"Lubię problemy"
Jest jednym z ciekawszych współczesnych twórców filmowych. I ciągle potrafi nas zaskakiwać. Lars von Trier zachwycał już filmami "Medea", "Królestwo", "Przełamując fale" czy "Tańcząc w ciemnościach". Zadziwiał swoim manifestem Dogma, którym interesowało się wielu reżyserów. W 2006 roku zdecydował się na prostą komedię "Szef wszystkich szefów" jakże odmienną od jego ostatnich, poważnych projektów "Dogville" czy "Manderlay". Z okazji premiery filmu w Polsce, reżyser opowiada o pracy na planie "Szefa wszystkich szefów ", o swoim nowym pomyśle na kino i spokoju jakiego zaznać może tylko w Danii.
Na początku 2007 r. roku wydał pan "Oświadczenie o regeneracji", w którym mowa jest o planach przeorganizowania aktywności zawodowej, głównie po to, aby na nowo odkryć autentyczny entuzjazm dla filmu. Czy po zrobieniu "Szefa wszystkich szefów" czuje się pan zregenerowany?

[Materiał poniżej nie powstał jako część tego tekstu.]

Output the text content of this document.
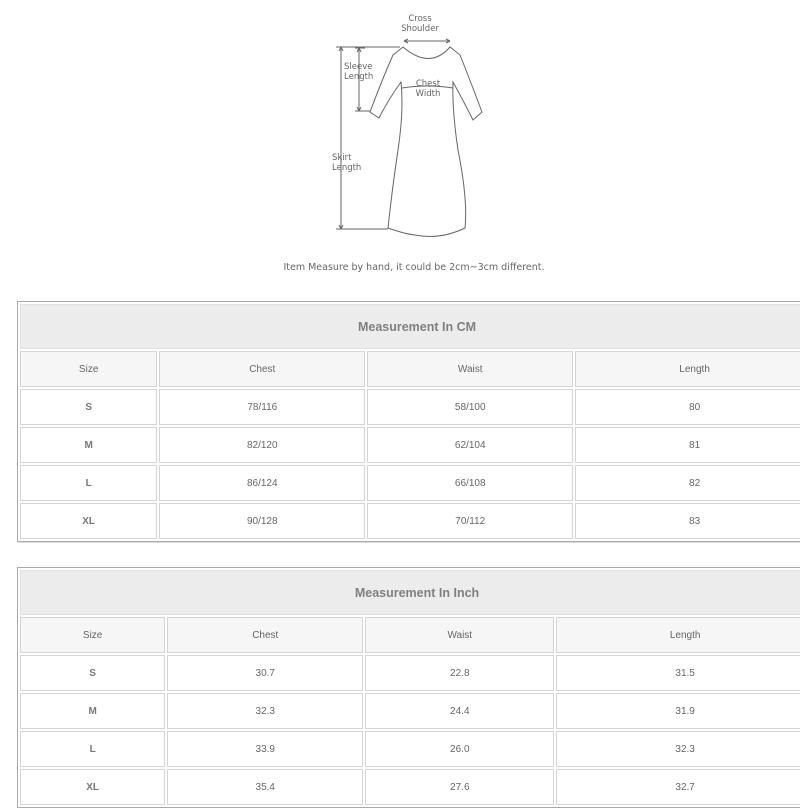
Cross
Shoulder
Sleeve
Length
Chest
Width
Skirt
Length
Item Measure by hand, it could be 2cm~3cm different.
Measurement In CM			
Size	Chest	Waist	Length
S	78/116	58/100	80
M	82/120	62/104	81
L	86/124	66/108	82
XL	90/128	70/112	83
Measurement In Inch			
Size	Chest	Waist	Length
S	30.7	22.8	31.5
M	32.3	24.4	31.9
L	33.9	26.0	32.3
XL	35.4	27.6	32.7
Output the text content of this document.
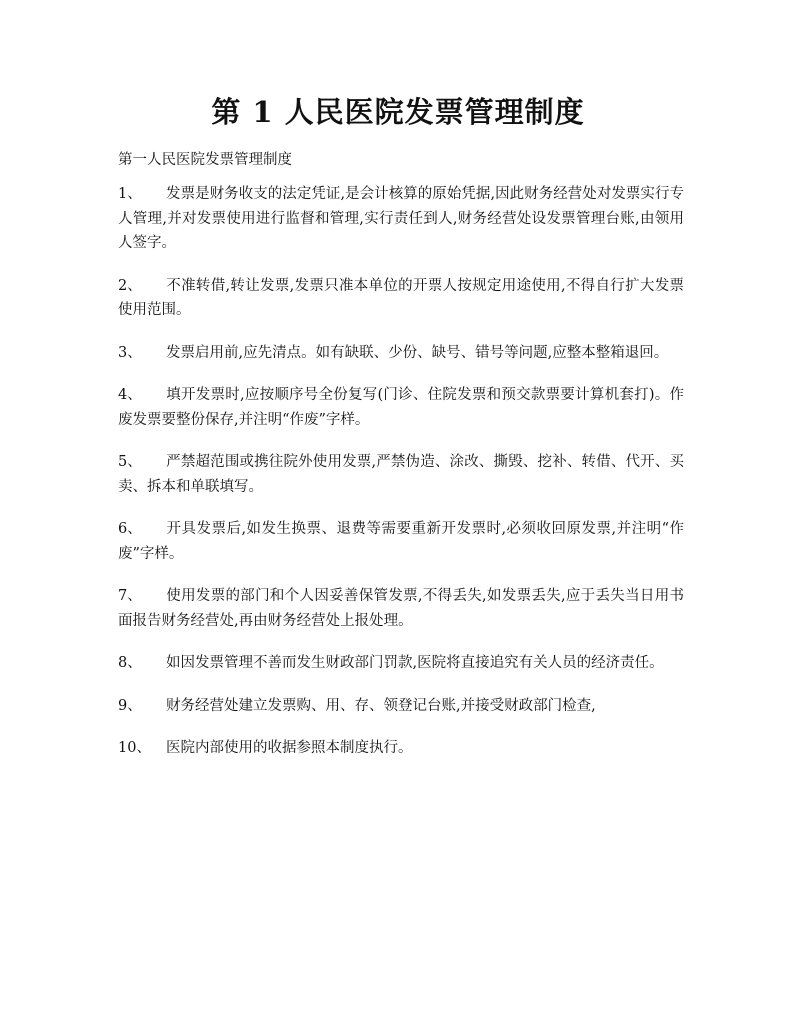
第 1 人民医院发票管理制度

第一人民医院发票管理制度

1、 发票是财务收支的法定凭证,是会计核算的原始凭据,因此财务经营处对发票实行专人管理,并对发票使用进行监督和管理,实行责任到人,财务经营处设发票管理台账,由领用人签字。
2、 不准转借,转让发票,发票只准本单位的开票人按规定用途使用,不得自行扩大发票使用范围。
3、 发票启用前,应先清点。如有缺联、少份、缺号、错号等问题,应整本整箱退回。
4、 填开发票时,应按顺序号全份复写(门诊、住院发票和预交款票要计算机套打)。作废发票要整份保存,并注明“作废”字样。
5、 严禁超范围或携往院外使用发票,严禁伪造、涂改、撕毁、挖补、转借、代开、买卖、拆本和单联填写。
6、 开具发票后,如发生换票、退费等需要重新开发票时,必须收回原发票,并注明“作废”字样。
7、 使用发票的部门和个人因妥善保管发票,不得丢失,如发票丢失,应于丢失当日用书面报告财务经营处,再由财务经营处上报处理。
8、 如因发票管理不善而发生财政部门罚款,医院将直接追究有关人员的经济责任。
9、 财务经营处建立发票购、用、存、领登记台账,并接受财政部门检查,
10、 医院内部使用的收据参照本制度执行。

Lars von Trier: Właśnie zbliżyłem się do pięćdziesiątki. W tym wieku myśli się o rzeczach, które się lubi, o swojej sytuacji i starasz się coś z tym zrobić. Wpadłem na pomysł, że powinienem mieć więcej czasu na przygotowanie się i na kręcenie filmów. Chodziło o to, że nie powinienem na siłę robić filmów przez cały czas, ponieważ firma (Zentropa) potrzebuje nowych produkcji.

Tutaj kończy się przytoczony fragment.